I was not interested in any rigorous scientific comparison that would withstand serious academic scrutiny, I was merely interested in making some design choices that would result in a shorter wait for some imaging filter to execute. Some of the differences in the tests I ran were a little more pronounced than I expected, some quite surprising.

Example - property versus direct member access

An example; direct, unprotected read access to class members is about five times as efficient as the same access via a property. I did not test write-access; the test outcome was sufficient evidence for me to make several class members public.

Later I discovered, to my surprise, that if the "Release" version of the executable is run, the outcome is indeterminate - one pass gives property access the advantage, another direct access. My conclusion is that either will do, and my assumption is that the optimiser builds similar code for both in the Release binary. I have included two executables in the download, SpeedTests_Debug.exe and SpeedTests_Release.exe, so you can see the disparity for yourself.

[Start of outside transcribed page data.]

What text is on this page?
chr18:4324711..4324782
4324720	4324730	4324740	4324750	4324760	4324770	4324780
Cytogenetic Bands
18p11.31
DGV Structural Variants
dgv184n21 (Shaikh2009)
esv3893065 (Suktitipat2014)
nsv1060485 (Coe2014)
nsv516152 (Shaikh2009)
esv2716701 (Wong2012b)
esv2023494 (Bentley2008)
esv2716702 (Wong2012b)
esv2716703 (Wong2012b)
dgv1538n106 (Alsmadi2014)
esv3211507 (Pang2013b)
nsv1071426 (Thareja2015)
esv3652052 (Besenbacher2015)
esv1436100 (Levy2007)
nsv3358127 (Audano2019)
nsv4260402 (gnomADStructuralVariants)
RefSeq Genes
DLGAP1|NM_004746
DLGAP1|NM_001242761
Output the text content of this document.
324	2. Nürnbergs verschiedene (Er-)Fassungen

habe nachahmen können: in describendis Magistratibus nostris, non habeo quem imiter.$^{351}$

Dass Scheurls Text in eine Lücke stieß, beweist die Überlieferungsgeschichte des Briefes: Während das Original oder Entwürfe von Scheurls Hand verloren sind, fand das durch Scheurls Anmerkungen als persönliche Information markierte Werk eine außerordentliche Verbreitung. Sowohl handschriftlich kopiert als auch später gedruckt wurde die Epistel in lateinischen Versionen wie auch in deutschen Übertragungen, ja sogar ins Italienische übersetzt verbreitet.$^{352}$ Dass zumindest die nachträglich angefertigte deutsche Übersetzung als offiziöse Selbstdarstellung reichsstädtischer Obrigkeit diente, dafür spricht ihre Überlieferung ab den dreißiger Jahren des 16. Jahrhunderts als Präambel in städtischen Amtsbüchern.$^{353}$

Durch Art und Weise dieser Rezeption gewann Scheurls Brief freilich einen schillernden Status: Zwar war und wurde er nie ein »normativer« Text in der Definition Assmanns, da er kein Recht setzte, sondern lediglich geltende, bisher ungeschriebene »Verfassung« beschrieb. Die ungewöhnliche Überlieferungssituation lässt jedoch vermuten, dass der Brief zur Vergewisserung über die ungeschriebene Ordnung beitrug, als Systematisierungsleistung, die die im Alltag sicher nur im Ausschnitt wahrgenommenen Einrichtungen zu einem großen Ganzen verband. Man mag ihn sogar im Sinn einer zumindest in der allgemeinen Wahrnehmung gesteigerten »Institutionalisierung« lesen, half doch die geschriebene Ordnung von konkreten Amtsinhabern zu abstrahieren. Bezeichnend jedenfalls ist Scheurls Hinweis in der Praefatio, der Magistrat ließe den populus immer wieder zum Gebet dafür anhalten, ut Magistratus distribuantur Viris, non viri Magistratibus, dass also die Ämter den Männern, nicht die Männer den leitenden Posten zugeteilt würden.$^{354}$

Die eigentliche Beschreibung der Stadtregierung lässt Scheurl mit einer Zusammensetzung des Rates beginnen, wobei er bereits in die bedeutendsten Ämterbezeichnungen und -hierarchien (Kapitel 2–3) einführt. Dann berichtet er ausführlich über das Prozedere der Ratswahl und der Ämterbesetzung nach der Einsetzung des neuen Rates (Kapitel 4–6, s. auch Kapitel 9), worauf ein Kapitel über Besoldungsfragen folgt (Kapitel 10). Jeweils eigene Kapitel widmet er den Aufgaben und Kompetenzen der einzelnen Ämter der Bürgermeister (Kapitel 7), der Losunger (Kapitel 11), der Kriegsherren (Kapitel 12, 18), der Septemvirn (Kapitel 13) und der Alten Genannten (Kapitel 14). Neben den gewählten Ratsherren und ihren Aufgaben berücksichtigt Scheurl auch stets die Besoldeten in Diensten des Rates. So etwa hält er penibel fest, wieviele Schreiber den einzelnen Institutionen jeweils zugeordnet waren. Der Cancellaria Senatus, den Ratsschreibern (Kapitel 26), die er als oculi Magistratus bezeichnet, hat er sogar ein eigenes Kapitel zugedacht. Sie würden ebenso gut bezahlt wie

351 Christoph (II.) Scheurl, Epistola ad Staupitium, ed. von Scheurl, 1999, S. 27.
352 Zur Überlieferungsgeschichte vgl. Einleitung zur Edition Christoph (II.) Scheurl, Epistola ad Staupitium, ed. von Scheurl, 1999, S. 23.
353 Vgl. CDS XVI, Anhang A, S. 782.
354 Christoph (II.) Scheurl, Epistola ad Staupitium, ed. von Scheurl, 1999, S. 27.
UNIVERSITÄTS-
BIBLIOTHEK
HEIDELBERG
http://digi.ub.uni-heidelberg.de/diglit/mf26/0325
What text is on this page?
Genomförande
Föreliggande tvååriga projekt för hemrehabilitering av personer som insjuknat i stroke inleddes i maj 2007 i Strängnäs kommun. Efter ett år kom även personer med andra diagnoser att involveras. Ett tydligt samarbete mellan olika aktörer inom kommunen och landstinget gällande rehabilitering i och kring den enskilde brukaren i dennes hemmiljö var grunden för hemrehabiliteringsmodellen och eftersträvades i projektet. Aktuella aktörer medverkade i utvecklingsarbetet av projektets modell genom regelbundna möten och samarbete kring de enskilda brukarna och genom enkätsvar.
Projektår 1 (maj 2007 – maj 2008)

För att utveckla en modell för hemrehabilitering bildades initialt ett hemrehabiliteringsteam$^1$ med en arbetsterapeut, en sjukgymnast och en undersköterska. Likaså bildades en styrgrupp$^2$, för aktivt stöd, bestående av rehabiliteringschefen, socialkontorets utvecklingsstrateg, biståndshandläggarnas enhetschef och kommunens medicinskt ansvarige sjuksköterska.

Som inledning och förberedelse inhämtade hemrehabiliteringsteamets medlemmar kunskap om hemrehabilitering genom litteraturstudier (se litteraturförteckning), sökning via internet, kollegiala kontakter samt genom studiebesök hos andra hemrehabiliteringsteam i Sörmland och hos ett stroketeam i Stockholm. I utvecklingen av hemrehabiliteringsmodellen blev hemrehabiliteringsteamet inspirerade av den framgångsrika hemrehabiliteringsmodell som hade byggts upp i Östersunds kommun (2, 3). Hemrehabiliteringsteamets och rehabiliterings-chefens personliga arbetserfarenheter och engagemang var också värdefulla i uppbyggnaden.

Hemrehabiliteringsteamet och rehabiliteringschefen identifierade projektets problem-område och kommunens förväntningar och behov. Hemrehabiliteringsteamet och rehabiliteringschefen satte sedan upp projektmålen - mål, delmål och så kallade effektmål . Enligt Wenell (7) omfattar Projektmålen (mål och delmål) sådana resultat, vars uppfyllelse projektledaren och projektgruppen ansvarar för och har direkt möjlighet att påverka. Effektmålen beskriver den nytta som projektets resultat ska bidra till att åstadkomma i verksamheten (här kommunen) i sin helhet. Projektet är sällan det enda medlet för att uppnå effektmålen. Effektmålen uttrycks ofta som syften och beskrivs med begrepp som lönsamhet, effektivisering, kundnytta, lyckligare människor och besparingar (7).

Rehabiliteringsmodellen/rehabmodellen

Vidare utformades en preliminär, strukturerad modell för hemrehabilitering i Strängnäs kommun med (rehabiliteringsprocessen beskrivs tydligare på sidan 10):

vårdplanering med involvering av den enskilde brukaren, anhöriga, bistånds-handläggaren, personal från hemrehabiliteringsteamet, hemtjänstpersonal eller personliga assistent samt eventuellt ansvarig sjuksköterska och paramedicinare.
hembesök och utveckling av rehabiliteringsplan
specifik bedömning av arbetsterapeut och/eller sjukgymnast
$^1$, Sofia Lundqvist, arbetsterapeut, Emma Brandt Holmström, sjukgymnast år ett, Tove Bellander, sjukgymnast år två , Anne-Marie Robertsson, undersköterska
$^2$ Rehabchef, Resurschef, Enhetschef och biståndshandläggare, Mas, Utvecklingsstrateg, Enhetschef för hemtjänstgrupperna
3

Example - recursion versus stack-and-loop

Another example: a simple recursive method surprisingly seemed ten times as efficient as pushing a value on a .NET Stack instance and looping. I did not test a hand-crafted stack which may have led to different results; I just went with the recursive method.

Class SpeedTestsAB

The speed test runs a rudimentary control method (SpeedTestControl) which is simply an empty method to provide an overhead metric which can be subtracted from the total time of each test to provide a net running time.

The abstract class SpeedTestsAB defines four abstract/MustOverride methods:

Method Description

SetUpTestA

Initialization for SpeedTestA, for example:

C#: base.f_DescribeA = "Access a public field directly.";

SetUpTestB

Initialisation for SpeedTestB, for example:

VB: me.f_DescribeB = "Access a field via a property."

SpeedTestA

The speed-test A code to execute.

SpeedTestB

The speed-test B code to execute.

In addition, there are methods and properties that enable simple reporting of the results.

Property Description
TotalTimeA
TotalTimeB
TotalTimeControl

The total times taken for each test.

NetTimeA
NetTimeB

The net time taken for each test - TotalTime - TotalTimeControl.

Repetitions

The number of repetitions.

Method

Description

Results

Returns a very simple results report string.

AppendResults

Appends the result string to a file.

ShowResults

Shows the result string in a MessageBox.

WriteResults

Writes the result string to a file or stream.

The resulting output looks like:

Test results:
10,000,000 repetitions.
Test A: Access a public field directly.
Test B: Access a field via a property.
00:00:00.0937500 hh:mm:ss.ff Equivalent Elapsed Time Control Process.
00:00:00.1406250 hh:mm:ss.ff Total Elapsed Time Process A.
00:00:00.1718750 hh:mm:ss.ff Total Elapsed Time Process B. 00:00:00.0468750 hh:mm:ss.ff
Net Elapsed Time Process A.
00:00:00.0625000 hh:mm:ss.ff Net Elapsed Time Process B.
Net Unit Processing Time A: 4.688 nanosecs
Net Unit Processing Time B: 6.250 nanosecs
75.000% Percentage: Process A divided by Process B.

Using SpeedTestsAB

Create a class that inherits clsBaseSpeedTestsAB, e.g.:

Public Class clsSpeedTestAB_Properties _
  Inherits clsBaseSpeedTestAB

Create a code section that defines properties, methods, and data required to run the tests, e.g.:

#Region "[=== SPEED TEST COMPONENTS ===]"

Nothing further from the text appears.